I really can’t decide. I tried to explain what3words.com to Mrs W and my brother recently and was roundly mocked, and – seeing as there was no web-enabled device handy to show them exactly what I meant – they continued to mock until I dissolved in my own pool of shameful tears.
Here’s the idea. Every 3m square on the surface of the earth is assigned three random words.
That’s it. Those three words are then that square’s address. My house, for example, is arrive.vines.celery. (Well, not exactly, because you don’t need to know where I live, but you get the idea.)
OK, so 10, Downing Street is slurs.this.shark. which is sort of funny, in a way.
No. 8 Downing Street is bind.varieties.rider. Buckingham Palace is future.human.foster and the White House is sulk.held.raves (although presumably, being so large, these properties will have multiple three-word designations).
Weird, eh?

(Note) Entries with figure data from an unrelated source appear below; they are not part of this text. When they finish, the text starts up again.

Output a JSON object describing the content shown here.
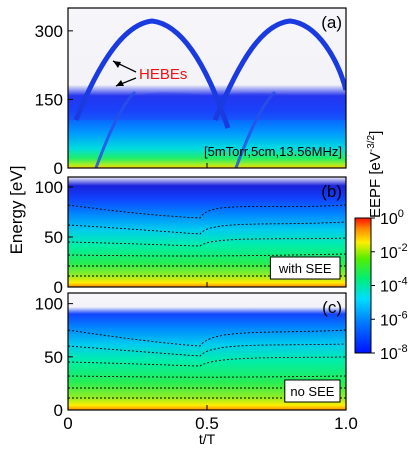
{
  "figure": {
    "ylabel": "Energy [eV]",
    "xlabel": "t/T",
    "colorbar_label": "EEPF [eV",
    "colorbar_label_exp": "-3/2",
    "colorbar_label_end": "]",
    "colorbar_ticks": [
      {
        "base": "10",
        "exp": "0"
      },
      {
        "base": "10",
        "exp": "-2"
      },
      {
        "base": "10",
        "exp": "-4"
      },
      {
        "base": "10",
        "exp": "-6"
      },
      {
        "base": "10",
        "exp": "-8"
      }
    ]
  },
  "chart_data": [
    {
      "panel": "(a)",
      "type": "heatmap",
      "x": {
        "label": "t/T",
        "range": [
          0,
          1
        ],
        "ticks": [
          "0",
          "0.5",
          "1.0"
        ]
      },
      "y": {
        "label": "Energy [eV]",
        "range": [
          0,
          350
        ],
        "ticks": [
          "0",
          "150",
          "300"
        ]
      },
      "colorscale": {
        "type": "log",
        "range": [
          1e-08,
          1
        ],
        "colors": [
          "#0022ff",
          "#00ccff",
          "#22ee55",
          "#ffee00",
          "#ff2200"
        ]
      },
      "annotations": [
        {
          "text": "HEBEs",
          "color": "#ee1111"
        }
      ],
      "condition_label": "[5mTorr,5cm,13.56MHz]",
      "beam_peaks": [
        {
          "t": 0.3,
          "energy": 328
        },
        {
          "t": 0.8,
          "energy": 328
        }
      ]
    },
    {
      "panel": "(b)",
      "type": "heatmap",
      "x": {
        "label": "t/T",
        "range": [
          0,
          1
        ],
        "ticks": [
          "0",
          "0.5",
          "1.0"
        ]
      },
      "y": {
        "label": "Energy [eV]",
        "range": [
          0,
          110
        ],
        "ticks": [
          "0",
          "50",
          "100"
        ]
      },
      "colorscale": {
        "type": "log",
        "range": [
          1e-08,
          1
        ]
      },
      "contour_lines": "dashed black",
      "legend_box": "with SEE"
    },
    {
      "panel": "(c)",
      "type": "heatmap",
      "x": {
        "label": "t/T",
        "range": [
          0,
          1
        ],
        "ticks": [
          "0",
          "0.5",
          "1.0"
        ]
      },
      "y": {
        "label": "Energy [eV]",
        "range": [
          0,
          110
        ],
        "ticks": [
          "0",
          "50",
          "100"
        ]
      },
      "colorscale": {
        "type": "log",
        "range": [
          1e-08,
          1
        ]
      },
      "contour_lines": "dashed black",
      "legend_box": "no SEE"
    }
  ]
}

And, in these cases, pretty pointless because they already have addresses.
But what about the middle of a jungle somewhere? Or the ocean? Each square there has a three-word address too. And this was where the mockery started, because why do these places need addresses? And won’t standard mapping coodinates do the same job?
Well, I suppose they might. But the guys at what3words.com who are behind it all do a far better job than I can of saying why it’s such a cool idea, and it goes way beyond words being more fun than a string of digits . Check it out. And please don’t mock.